Construire une marque nationale forte et efficace, à la fois originale et durable, est une tâche difficile, surtout si elle nécessite une amélioration substantielle de l’image et de la réputation internationale du pays. Les pays situés dans des zones géopolitiques complexes peuvent être confrontés à des difficultés encore plus grandes pour atteindre la réputation souhaitée. Dans cet article, nous examinons comment certains pays situés dans des régions turbulentes, mais riches en ressources, se sont efforcés de construire et d’entretenir leur marque nationale. Quelles difficultés ont-ils rencontrées et comment ont-ils surmonté le fossé entre les perceptions et la réalité ?

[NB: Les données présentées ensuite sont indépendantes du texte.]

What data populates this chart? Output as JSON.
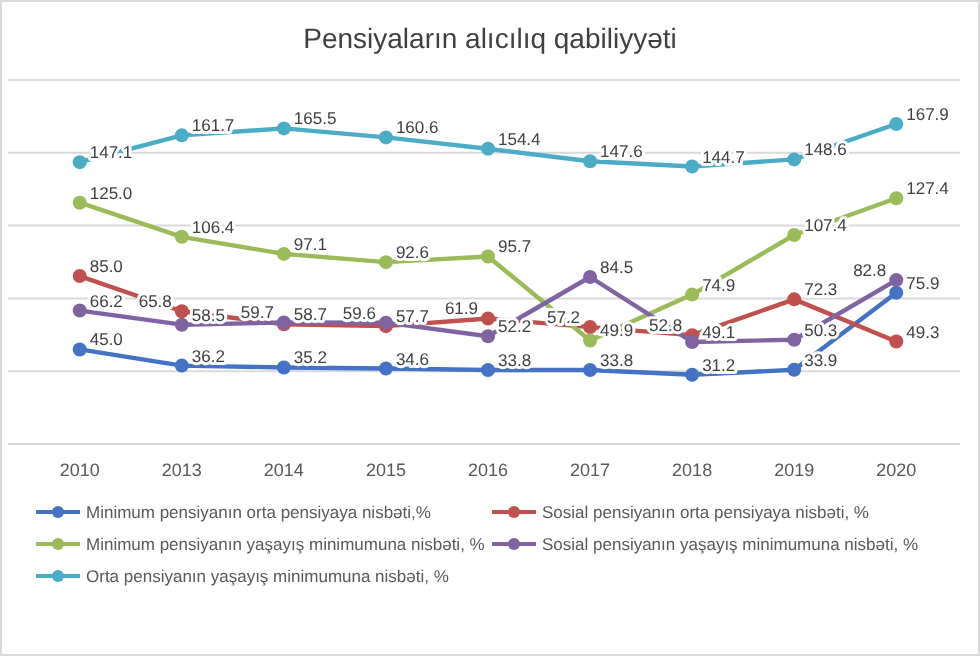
{
  "chart_data": {
    "type": "line",
    "title": "Pensiyaların alıcılıq qabiliyyəti",
    "categories": [
      "2010",
      "2013",
      "2014",
      "2015",
      "2016",
      "2017",
      "2018",
      "2019",
      "2020"
    ],
    "grid": "y",
    "tick_labels": "x",
    "legend": "bottom",
    "marker": "circle",
    "line_style": "solid",
    "series": [
      {
        "name": "Minimum pensiyanın orta pensiyaya nisbəti,%",
        "color": "#4472c4",
        "values": [
          45.0,
          36.2,
          35.2,
          34.6,
          33.8,
          33.8,
          31.2,
          33.9,
          75.9
        ],
        "value_labels": [
          "45.0",
          "36.2",
          "35.2",
          "34.6",
          "33.8",
          "33.8",
          "31.2",
          "33.9",
          "75.9"
        ]
      },
      {
        "name": "Sosial pensiyanın orta pensiyaya nisbəti, %",
        "color": "#c0504d",
        "values": [
          85.0,
          65.8,
          58.7,
          57.7,
          61.9,
          57.2,
          52.8,
          72.3,
          49.3
        ],
        "value_labels": [
          "85.0",
          "65.8",
          "58.7",
          "57.7",
          "61.9",
          "57.2",
          "52.8",
          "72.3",
          "49.3"
        ]
      },
      {
        "name": "Minimum pensiyanın yaşayış minimumuna nisbəti, %",
        "color": "#9bbb59",
        "values": [
          125.0,
          106.4,
          97.1,
          92.6,
          95.7,
          49.9,
          74.9,
          107.4,
          127.4
        ],
        "value_labels": [
          "125.0",
          "106.4",
          "97.1",
          "92.6",
          "95.7",
          "49.9",
          "74.9",
          "107.4",
          "127.4"
        ]
      },
      {
        "name": "Sosial pensiyanın yaşayış minimumuna nisbəti, %",
        "color": "#8064a2",
        "values": [
          66.2,
          58.5,
          59.7,
          59.6,
          52.2,
          84.5,
          49.1,
          50.3,
          82.8
        ],
        "value_labels": [
          "66.2",
          "58.5",
          "59.7",
          "59.6",
          "52.2",
          "84.5",
          "49.1",
          "50.3",
          "82.8"
        ]
      },
      {
        "name": "Orta pensiyanın yaşayış minimumuna nisbəti, %",
        "color": "#4bacc6",
        "values": [
          147.1,
          161.7,
          165.5,
          160.6,
          154.4,
          147.6,
          144.7,
          148.6,
          167.9
        ],
        "value_labels": [
          "147.1",
          "161.7",
          "165.5",
          "160.6",
          "154.4",
          "147.6",
          "144.7",
          "148.6",
          "167.9"
        ]
      }
    ]
  }
}
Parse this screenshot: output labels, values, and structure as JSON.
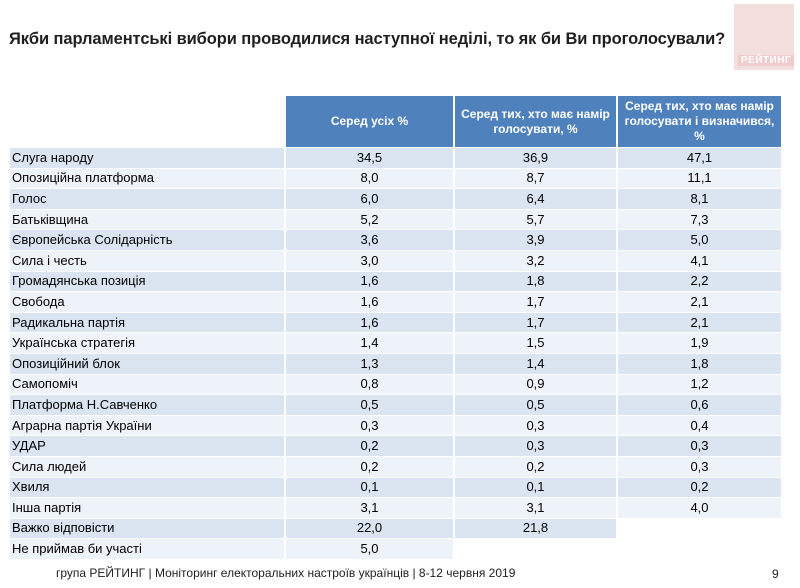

La contextualisation sociale et économique des pays du Golfe
Les pays du Golfe sont souvent perçus comme des lieux qui regorgent de ressources naturelles, qui offrent un niveau de vie élevé à leurs citoyens et qui se distinguent par des aspects culturels différents. Mais qu’est-ce qui distingue les monarchies les unes des autres et quelles mesures ont-elles prises pour le mettre en valeur ? Examinons d’abord brièvement le contexte socio-économique de la région avant d’analyser les efforts déployés par les monarchies pour promouvoir leur image de marque.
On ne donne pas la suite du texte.